Hacker News new | ask | show | jobs
by outworlder 2436 days ago
This part left me scratching my head:

> We have set “replica 0” in our indexes settings

> Now let’s assume that node 3 goes down:

> As expected, all shards from node 3 are moved to node 1 and node 2

No, as there are no shards that can be moved, as number of replicas was set to zero and one node went down. Not sure what they are trying to explain here.

> In order to resolve this issue, we introduced a job which runs each day in order to update the mapping template and create the index for the day of tomorrow, with the right number of shards according to the number of hits our customer received the previous day.

This is a very common use-case(eg. logging), but it's surprising that Elastic has nothing to automate this.

3 comments

> This is a very common use-case(eg. logging), but it's surprising that Elastic has nothing to automate this.

You can set an index template to be used on new indices that match a pattern, which is a very common thing to do. It sounds like what they did was modify the template daily, which is less common IME. It's not clear why they had to manually create the index, though. That should happen automatically.

> You can set an index template to be used on new indices that match a pattern, which is a very common thing to do

It is, but how can you tell in your template you want to keep shard sizes under 50GB? You can't.

The best thing you can do (as they did) is, based on historical data, update the template, so that the new index will have shards that (hopefully) are under 50GB.

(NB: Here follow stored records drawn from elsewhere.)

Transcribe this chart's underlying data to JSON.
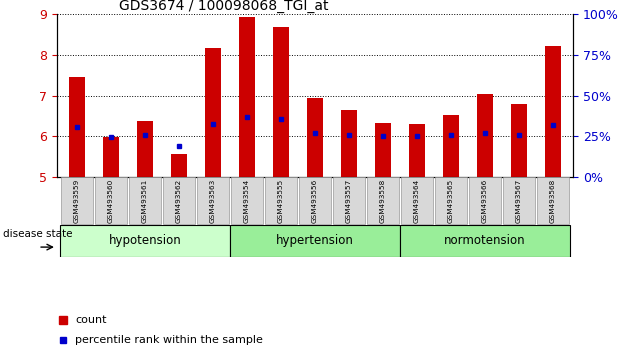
{
  "title": "GDS3674 / 100098068_TGI_at",
  "samples": [
    "GSM493559",
    "GSM493560",
    "GSM493561",
    "GSM493562",
    "GSM493563",
    "GSM493554",
    "GSM493555",
    "GSM493556",
    "GSM493557",
    "GSM493558",
    "GSM493564",
    "GSM493565",
    "GSM493566",
    "GSM493567",
    "GSM493568"
  ],
  "count_values": [
    7.45,
    5.98,
    6.37,
    5.57,
    8.18,
    8.93,
    8.68,
    6.93,
    6.65,
    6.33,
    6.3,
    6.53,
    7.05,
    6.8,
    8.22
  ],
  "percentile_values": [
    6.22,
    5.98,
    6.02,
    5.76,
    6.3,
    6.47,
    6.43,
    6.08,
    6.03,
    6.01,
    6.01,
    6.02,
    6.08,
    6.03,
    6.27
  ],
  "bar_color": "#cc0000",
  "marker_color": "#0000cc",
  "ylim_left": [
    5,
    9
  ],
  "ylim_right": [
    0,
    100
  ],
  "yticks_left": [
    5,
    6,
    7,
    8,
    9
  ],
  "yticks_right": [
    0,
    25,
    50,
    75,
    100
  ],
  "ytick_labels_right": [
    "0%",
    "25%",
    "50%",
    "75%",
    "100%"
  ],
  "groups": [
    {
      "name": "hypotension",
      "start": 0,
      "end": 5,
      "color": "#bbffbb"
    },
    {
      "name": "hypertension",
      "start": 5,
      "end": 10,
      "color": "#88ee88"
    },
    {
      "name": "normotension",
      "start": 10,
      "end": 15,
      "color": "#77dd77"
    }
  ],
  "bar_width": 0.45,
  "legend_count_label": "count",
  "legend_percentile_label": "percentile rank within the sample",
  "disease_state_label": "disease state",
  "bar_color_left": "#cc0000",
  "tick_label_color_left": "#cc0000",
  "tick_label_color_right": "#0000cc"
}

Indices are composed of one or more primary shards. Each primary shard can have one replica. Three nodes, each with one primary shard as a part of that sjngle index, no replicas in play at all.
> Indices are composed of one or more primary shards. Each primary shard can have one replica. Three nodes, each with one primary shard as a part of that sjngle index, no replicas in play at all.

Ok, 3 nodes, each with one primary shard. No replicas. 1 node goes down, one shard is no longer found in the cluster, because it was in the missing node. That particular index, and in fact the whole cluster, are now RED.

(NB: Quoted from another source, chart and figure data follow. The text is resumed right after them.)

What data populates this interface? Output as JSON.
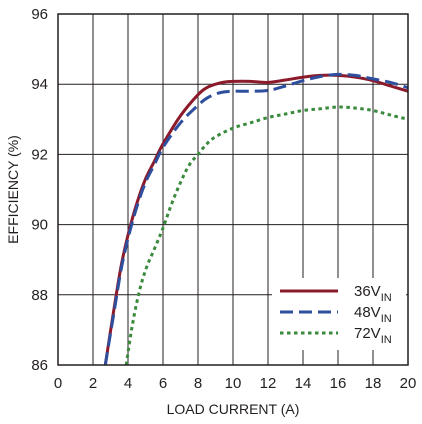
{
  "chart_data": {
    "type": "line",
    "xlabel": "LOAD CURRENT (A)",
    "ylabel": "EFFICIENCY (%)",
    "xlim": [
      0,
      20
    ],
    "ylim": [
      86,
      96
    ],
    "x_ticks": [
      "0",
      "2",
      "4",
      "6",
      "8",
      "10",
      "12",
      "14",
      "16",
      "18",
      "20"
    ],
    "y_ticks": [
      "86",
      "88",
      "90",
      "92",
      "94",
      "96"
    ],
    "grid": true,
    "legend_position": "bottom-right",
    "series": [
      {
        "name_main": "36V",
        "name_sub": "IN",
        "color": "#8b1a2b",
        "style": "solid",
        "x": [
          2.7,
          3.2,
          3.6,
          4.0,
          4.5,
          5.0,
          5.5,
          6.0,
          7.0,
          8.0,
          8.5,
          9.0,
          9.5,
          10.0,
          11.0,
          12.0,
          13.0,
          14.0,
          15.0,
          16.0,
          17.0,
          18.0,
          19.0,
          20.0
        ],
        "y": [
          86.0,
          87.6,
          88.8,
          89.7,
          90.6,
          91.3,
          91.8,
          92.3,
          93.1,
          93.7,
          93.9,
          94.0,
          94.06,
          94.08,
          94.08,
          94.05,
          94.12,
          94.2,
          94.25,
          94.25,
          94.2,
          94.1,
          93.95,
          93.8
        ]
      },
      {
        "name_main": "48V",
        "name_sub": "IN",
        "color": "#2d4f9e",
        "style": "dashed",
        "x": [
          2.7,
          3.2,
          3.6,
          4.0,
          4.5,
          5.0,
          5.5,
          6.0,
          7.0,
          8.0,
          8.5,
          9.0,
          9.5,
          10.0,
          11.0,
          12.0,
          13.0,
          14.0,
          15.0,
          16.0,
          17.0,
          18.0,
          19.0,
          20.0
        ],
        "y": [
          86.0,
          87.5,
          88.7,
          89.6,
          90.5,
          91.2,
          91.7,
          92.2,
          92.9,
          93.4,
          93.6,
          93.72,
          93.78,
          93.8,
          93.8,
          93.82,
          93.95,
          94.1,
          94.22,
          94.28,
          94.25,
          94.15,
          94.05,
          93.9
        ]
      },
      {
        "name_main": "72V",
        "name_sub": "IN",
        "color": "#3a8a3e",
        "style": "dotted",
        "x": [
          3.9,
          4.2,
          4.6,
          5.0,
          5.5,
          6.0,
          6.5,
          7.0,
          7.5,
          8.0,
          8.5,
          9.0,
          10.0,
          11.0,
          12.0,
          13.0,
          14.0,
          15.0,
          16.0,
          17.0,
          18.0,
          19.0,
          20.0
        ],
        "y": [
          86.0,
          87.0,
          88.0,
          88.7,
          89.3,
          89.9,
          90.6,
          91.2,
          91.7,
          92.0,
          92.3,
          92.5,
          92.75,
          92.9,
          93.05,
          93.15,
          93.25,
          93.3,
          93.35,
          93.32,
          93.25,
          93.12,
          93.0
        ]
      }
    ]
  }
}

Unless you discard that shard (force reroute, with accept_data_loss), nothing is going to be recovered and the missing shards will not be allocated anywhere.

Oh, yes, sorry i see your perspective now. You will get data loss in this example. My understanding of the example was that it is showing how one node can end up with all the write operations, i wasnt under the impression that it was a "real" cluster.
author here: > replica 0 It's an example for the article and the intention was to remove the complexity of primary/replica shards. Let's say "shard" is an unit and no matter about primary or replica. In fact with replica to 1, the behaviour would be the same but in the diagram it will have twice more shards. What we wanted to show is IF one node goes down and up after few times AND a rollover occurs just after then this node will handle all those new shards and so handle all the write. here we have a spread write issue

> introduction of a job which runs each day this job has many purposes: 1) because of rollover, our indexes are now suffixed by -000001 then -000002 etc...our applications no matter of the rollover post and get doc by the alias in front of these indexes suffixed by -000001... So if you don't create the index for the next day in a daily basis index design, your application will push at 00:00:01 a new index with the alias name and it won't be in rollover "mode". 2) because we are using ILM feature, we need to define the ILM rollover alias in the template and it changes each day because our indexes name are "index_$date" 3) performance issues: we have a lot of traffic and if we do not create index before for the next day, we will except a lot of unassigned shards, cluster yellow etc...

in fact, yes, it's a common use-case (daily based index) but maybe not with rollover + ilm

> replica 0 It's an example for the article and the intention was to remove the complexity of primary/replica shards.

Ah, got it. So maybe it would be best said as "for the following example, ignore any replicas".

> in fact, yes, it's a common use-case (daily based index)

But it is not automated by the Elastic folks. Do you have any intentions of open-sourcing a portion of this job?